The Philippines: Banks’ bad loans hit 11-year high

  • The asset quality of Philippine banks further deteriorated for the second straight month in Feb 21 as the industry’s gross non-performing loan (NPL) ratio rose to 4.08%, the highest in more than 11 years due to the impact of the COVID-19 pandemic, according to the Bangko Sentral ng Pilipinas (BSP).
  • The latest NPL ratio was sharply higher than the 3.72% recorded in Jan 21 and 2.2% in Feb 20.
  • The last time the gross NPL ratio breached the 4% level was in Jul 10 at 4.03%. This was also the highest since the industry booked a gross NPL ratio of 4.09% in Oct 09.
  • Based on BSP data, the banking industry’s soured loans surged by nearly 80% y/y to PHP431.27bn in Feb 21 from PHP239.9bn in Feb 20.
  • On the other hand, the industry’s loan book shrank by 3.2% y/y as banks remain risk averse due to uncertainties about the paying capacity of borrowers, as well as the lack of demand.

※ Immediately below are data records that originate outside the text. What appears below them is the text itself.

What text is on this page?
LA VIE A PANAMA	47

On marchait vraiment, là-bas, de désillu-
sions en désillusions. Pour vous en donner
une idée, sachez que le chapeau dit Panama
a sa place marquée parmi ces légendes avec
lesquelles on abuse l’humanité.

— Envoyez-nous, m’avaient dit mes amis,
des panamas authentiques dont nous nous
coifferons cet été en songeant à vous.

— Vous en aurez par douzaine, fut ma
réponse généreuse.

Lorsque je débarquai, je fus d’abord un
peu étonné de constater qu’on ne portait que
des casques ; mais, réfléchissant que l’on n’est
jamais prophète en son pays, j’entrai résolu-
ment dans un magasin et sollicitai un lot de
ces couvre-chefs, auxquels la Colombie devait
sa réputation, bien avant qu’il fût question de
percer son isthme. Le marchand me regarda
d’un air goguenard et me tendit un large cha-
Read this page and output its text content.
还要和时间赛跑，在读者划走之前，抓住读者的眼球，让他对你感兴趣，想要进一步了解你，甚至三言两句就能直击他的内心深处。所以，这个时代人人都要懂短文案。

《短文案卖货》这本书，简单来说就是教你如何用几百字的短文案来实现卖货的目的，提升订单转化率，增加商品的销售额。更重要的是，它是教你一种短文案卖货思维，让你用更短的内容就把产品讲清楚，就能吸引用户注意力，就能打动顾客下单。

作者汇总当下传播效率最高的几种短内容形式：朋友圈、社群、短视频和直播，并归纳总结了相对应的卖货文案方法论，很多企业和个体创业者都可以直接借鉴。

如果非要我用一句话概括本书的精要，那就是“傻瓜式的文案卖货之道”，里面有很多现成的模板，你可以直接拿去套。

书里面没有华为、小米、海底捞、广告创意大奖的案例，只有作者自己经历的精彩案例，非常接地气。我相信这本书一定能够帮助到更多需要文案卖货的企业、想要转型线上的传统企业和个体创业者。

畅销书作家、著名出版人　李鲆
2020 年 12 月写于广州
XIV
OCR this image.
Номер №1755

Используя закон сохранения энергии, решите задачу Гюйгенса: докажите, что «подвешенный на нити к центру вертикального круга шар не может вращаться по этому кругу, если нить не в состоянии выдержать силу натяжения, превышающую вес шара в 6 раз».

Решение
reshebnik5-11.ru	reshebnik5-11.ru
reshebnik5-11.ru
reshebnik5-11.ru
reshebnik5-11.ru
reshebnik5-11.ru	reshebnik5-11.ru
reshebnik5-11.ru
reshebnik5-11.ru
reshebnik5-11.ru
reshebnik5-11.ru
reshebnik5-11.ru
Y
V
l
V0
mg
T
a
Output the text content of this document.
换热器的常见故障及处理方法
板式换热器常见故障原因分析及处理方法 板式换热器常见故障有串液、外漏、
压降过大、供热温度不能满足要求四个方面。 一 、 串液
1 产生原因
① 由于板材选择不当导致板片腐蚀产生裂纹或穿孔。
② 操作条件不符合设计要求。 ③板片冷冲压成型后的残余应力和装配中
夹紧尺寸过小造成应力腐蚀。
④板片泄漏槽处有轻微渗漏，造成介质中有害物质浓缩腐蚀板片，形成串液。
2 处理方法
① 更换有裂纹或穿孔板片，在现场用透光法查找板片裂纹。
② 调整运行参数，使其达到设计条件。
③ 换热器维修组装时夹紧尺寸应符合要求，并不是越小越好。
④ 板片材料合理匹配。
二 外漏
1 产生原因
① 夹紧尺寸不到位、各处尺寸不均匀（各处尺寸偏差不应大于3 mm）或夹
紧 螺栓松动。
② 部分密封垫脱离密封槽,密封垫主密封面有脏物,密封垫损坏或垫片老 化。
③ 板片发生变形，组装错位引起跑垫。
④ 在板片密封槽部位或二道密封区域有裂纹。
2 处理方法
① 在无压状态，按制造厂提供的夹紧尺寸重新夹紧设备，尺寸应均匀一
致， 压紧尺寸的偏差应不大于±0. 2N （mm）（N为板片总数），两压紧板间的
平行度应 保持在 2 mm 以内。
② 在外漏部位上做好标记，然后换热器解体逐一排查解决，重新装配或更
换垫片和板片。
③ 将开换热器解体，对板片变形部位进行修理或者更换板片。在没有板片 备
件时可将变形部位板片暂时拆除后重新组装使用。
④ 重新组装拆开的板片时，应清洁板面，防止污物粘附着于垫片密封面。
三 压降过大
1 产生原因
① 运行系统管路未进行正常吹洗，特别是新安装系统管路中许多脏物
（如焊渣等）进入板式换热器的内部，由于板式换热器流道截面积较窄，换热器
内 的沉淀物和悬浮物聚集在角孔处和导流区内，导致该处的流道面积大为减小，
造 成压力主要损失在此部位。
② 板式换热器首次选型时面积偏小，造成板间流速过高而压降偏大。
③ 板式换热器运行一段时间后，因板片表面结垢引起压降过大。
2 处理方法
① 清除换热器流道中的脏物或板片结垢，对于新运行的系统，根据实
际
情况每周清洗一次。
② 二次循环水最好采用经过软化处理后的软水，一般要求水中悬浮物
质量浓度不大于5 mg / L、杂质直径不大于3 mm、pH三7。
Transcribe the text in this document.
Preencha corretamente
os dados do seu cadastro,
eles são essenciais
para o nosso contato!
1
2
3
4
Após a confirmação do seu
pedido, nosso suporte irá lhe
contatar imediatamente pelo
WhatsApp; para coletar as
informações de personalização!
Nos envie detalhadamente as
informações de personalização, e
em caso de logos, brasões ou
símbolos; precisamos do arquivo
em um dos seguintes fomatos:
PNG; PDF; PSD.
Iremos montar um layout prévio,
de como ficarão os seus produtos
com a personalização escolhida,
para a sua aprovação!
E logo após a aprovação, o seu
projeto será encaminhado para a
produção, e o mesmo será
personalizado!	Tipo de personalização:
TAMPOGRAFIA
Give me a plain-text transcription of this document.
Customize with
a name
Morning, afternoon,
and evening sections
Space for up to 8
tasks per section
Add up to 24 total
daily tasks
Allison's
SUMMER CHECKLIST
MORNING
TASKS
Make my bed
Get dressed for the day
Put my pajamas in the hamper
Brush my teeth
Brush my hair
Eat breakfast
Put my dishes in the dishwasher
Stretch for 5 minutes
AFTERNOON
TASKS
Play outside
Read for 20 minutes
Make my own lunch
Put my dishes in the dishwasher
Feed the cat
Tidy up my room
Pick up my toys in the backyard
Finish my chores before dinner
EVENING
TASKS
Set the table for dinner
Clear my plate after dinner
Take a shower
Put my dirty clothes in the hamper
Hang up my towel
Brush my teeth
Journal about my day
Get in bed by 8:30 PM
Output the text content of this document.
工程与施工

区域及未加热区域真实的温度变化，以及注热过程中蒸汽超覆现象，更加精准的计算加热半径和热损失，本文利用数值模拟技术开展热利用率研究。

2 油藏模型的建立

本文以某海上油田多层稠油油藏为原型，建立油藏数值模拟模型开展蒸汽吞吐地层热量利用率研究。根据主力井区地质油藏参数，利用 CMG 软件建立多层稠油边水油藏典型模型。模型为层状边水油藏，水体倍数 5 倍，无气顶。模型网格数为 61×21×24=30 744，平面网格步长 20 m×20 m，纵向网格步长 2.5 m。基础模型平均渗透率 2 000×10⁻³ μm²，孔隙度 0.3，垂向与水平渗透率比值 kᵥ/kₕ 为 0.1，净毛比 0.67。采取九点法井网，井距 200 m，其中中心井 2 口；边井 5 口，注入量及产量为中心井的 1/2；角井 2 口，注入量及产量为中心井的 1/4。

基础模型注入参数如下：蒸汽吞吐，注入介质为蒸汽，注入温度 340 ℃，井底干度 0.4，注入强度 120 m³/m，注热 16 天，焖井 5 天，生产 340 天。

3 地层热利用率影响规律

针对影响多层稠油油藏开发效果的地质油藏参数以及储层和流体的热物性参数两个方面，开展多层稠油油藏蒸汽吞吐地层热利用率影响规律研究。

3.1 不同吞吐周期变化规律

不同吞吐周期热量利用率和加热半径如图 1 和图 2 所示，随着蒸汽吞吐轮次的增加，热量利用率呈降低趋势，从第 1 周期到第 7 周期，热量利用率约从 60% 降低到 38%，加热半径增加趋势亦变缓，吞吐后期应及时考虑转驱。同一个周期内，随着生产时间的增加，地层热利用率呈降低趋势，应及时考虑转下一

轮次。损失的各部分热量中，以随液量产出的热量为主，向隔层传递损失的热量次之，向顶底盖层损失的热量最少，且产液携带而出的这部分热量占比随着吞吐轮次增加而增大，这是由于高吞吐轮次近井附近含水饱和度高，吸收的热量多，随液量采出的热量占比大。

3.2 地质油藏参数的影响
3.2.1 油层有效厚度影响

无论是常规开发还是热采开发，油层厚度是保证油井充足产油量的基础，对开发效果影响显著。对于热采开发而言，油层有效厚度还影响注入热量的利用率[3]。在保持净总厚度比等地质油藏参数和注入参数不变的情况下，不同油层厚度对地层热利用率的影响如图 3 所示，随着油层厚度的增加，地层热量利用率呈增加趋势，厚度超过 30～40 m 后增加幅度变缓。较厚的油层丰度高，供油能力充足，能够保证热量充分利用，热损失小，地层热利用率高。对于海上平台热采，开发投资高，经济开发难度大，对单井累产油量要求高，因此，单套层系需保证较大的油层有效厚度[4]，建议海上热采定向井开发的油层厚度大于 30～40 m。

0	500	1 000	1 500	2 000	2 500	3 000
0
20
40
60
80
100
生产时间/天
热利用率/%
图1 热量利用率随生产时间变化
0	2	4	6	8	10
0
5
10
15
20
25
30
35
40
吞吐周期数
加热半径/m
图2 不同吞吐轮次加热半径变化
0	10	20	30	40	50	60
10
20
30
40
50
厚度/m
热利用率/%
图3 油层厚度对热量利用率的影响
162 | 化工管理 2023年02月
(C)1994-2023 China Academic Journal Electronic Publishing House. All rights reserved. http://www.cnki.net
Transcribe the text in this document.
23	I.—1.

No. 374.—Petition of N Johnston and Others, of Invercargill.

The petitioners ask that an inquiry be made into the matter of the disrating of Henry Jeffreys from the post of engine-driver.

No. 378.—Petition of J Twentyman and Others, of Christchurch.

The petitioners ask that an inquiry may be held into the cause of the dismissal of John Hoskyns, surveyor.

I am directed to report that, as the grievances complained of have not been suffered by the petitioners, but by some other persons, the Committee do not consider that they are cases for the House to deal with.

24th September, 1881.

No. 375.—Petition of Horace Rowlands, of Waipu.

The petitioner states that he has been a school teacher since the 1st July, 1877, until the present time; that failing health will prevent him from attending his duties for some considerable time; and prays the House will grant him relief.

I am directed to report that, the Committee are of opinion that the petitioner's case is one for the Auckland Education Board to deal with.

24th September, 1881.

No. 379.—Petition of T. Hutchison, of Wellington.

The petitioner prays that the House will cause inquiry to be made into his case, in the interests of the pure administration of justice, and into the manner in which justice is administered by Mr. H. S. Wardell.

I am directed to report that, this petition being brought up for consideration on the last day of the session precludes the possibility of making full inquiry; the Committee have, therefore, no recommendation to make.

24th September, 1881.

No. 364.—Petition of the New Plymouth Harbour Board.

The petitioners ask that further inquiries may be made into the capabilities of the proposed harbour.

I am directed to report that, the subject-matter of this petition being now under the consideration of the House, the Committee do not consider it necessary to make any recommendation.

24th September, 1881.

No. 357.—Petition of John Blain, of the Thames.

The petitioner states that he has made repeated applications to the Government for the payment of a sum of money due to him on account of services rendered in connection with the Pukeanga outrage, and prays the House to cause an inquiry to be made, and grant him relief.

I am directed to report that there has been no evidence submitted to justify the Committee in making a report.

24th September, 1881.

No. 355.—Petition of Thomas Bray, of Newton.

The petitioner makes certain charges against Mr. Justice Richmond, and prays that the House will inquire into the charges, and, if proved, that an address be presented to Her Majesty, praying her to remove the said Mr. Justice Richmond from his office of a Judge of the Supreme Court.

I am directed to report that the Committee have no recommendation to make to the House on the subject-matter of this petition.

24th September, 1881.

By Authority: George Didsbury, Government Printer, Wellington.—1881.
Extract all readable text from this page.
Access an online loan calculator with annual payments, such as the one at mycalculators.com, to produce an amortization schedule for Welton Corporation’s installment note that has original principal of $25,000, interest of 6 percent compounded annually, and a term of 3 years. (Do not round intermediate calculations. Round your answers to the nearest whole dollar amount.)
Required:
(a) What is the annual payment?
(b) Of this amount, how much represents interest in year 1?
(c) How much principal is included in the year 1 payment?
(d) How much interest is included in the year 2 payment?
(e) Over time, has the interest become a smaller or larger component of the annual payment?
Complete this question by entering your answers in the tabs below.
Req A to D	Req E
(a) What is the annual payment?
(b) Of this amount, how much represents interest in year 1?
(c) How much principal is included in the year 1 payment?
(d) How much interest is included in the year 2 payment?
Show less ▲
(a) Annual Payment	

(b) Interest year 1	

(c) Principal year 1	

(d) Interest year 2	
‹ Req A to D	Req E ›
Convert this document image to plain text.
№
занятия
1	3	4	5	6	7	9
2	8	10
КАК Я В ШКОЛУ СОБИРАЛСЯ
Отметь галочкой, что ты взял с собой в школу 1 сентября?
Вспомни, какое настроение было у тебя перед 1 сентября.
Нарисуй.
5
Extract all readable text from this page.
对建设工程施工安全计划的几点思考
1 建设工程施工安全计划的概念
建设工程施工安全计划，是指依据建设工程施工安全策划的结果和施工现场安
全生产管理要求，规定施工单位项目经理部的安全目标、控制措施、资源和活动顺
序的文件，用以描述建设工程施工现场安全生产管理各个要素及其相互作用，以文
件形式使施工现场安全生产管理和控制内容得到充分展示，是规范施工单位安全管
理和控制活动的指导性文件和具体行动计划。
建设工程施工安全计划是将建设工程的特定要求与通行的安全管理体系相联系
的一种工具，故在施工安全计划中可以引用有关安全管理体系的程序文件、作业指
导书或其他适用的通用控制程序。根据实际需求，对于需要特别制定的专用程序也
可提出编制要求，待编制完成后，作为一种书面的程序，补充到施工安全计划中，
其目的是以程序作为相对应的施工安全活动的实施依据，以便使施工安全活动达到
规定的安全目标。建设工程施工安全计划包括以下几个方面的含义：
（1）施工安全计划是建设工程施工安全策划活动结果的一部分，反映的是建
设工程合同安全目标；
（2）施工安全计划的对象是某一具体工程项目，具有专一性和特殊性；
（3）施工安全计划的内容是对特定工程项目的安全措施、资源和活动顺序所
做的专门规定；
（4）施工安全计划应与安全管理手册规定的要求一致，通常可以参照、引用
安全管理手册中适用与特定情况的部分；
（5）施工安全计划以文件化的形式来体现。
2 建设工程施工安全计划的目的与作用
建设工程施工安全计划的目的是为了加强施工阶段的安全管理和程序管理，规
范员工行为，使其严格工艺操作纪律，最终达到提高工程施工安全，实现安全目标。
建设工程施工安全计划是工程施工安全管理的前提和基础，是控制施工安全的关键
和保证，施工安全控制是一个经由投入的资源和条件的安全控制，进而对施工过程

  • Data from the central bank showed past due loans, referring to all types of loans left unsettled beyond payment date, jumped by 71.3% y/y in Feb 21. This was equivalent to a past due ratio of 5.21%.
  • Likewise, the industry’s restructured loans amounted to PHP200.99bn in Feb 21 or 4.5 times the PHP45.04bn recorded in Feb 20, translating to a restructured loan ratio of 1.9%.
  • In anticipation of rising defaults brought about by uncertainties due to the global health crisis, the industry allowance for credit losses almost doubled to PHP431.27bn from PHP218.78bn, representing a loan loss reserve ratio of 3.53%.
  • This helped improve the industry’s NPL coverage ratio to 86.64% from 91.2%.
  • Michael Ricafort, chief economist at Rizal Commercial Banking Corp., attributed the latest increase in the industry’s gross NPL ratio to the lapse of the loan payment extension provided under Republic Act 11494 or Bayanihan to Recover As One Act (Bayanihan 2).
  • Ricafort also cited the continued economic slowdown largely brought about by the COVID-19 pandemic, which reduced production, sales, net income, employment and livelihood of hardest-hit industries.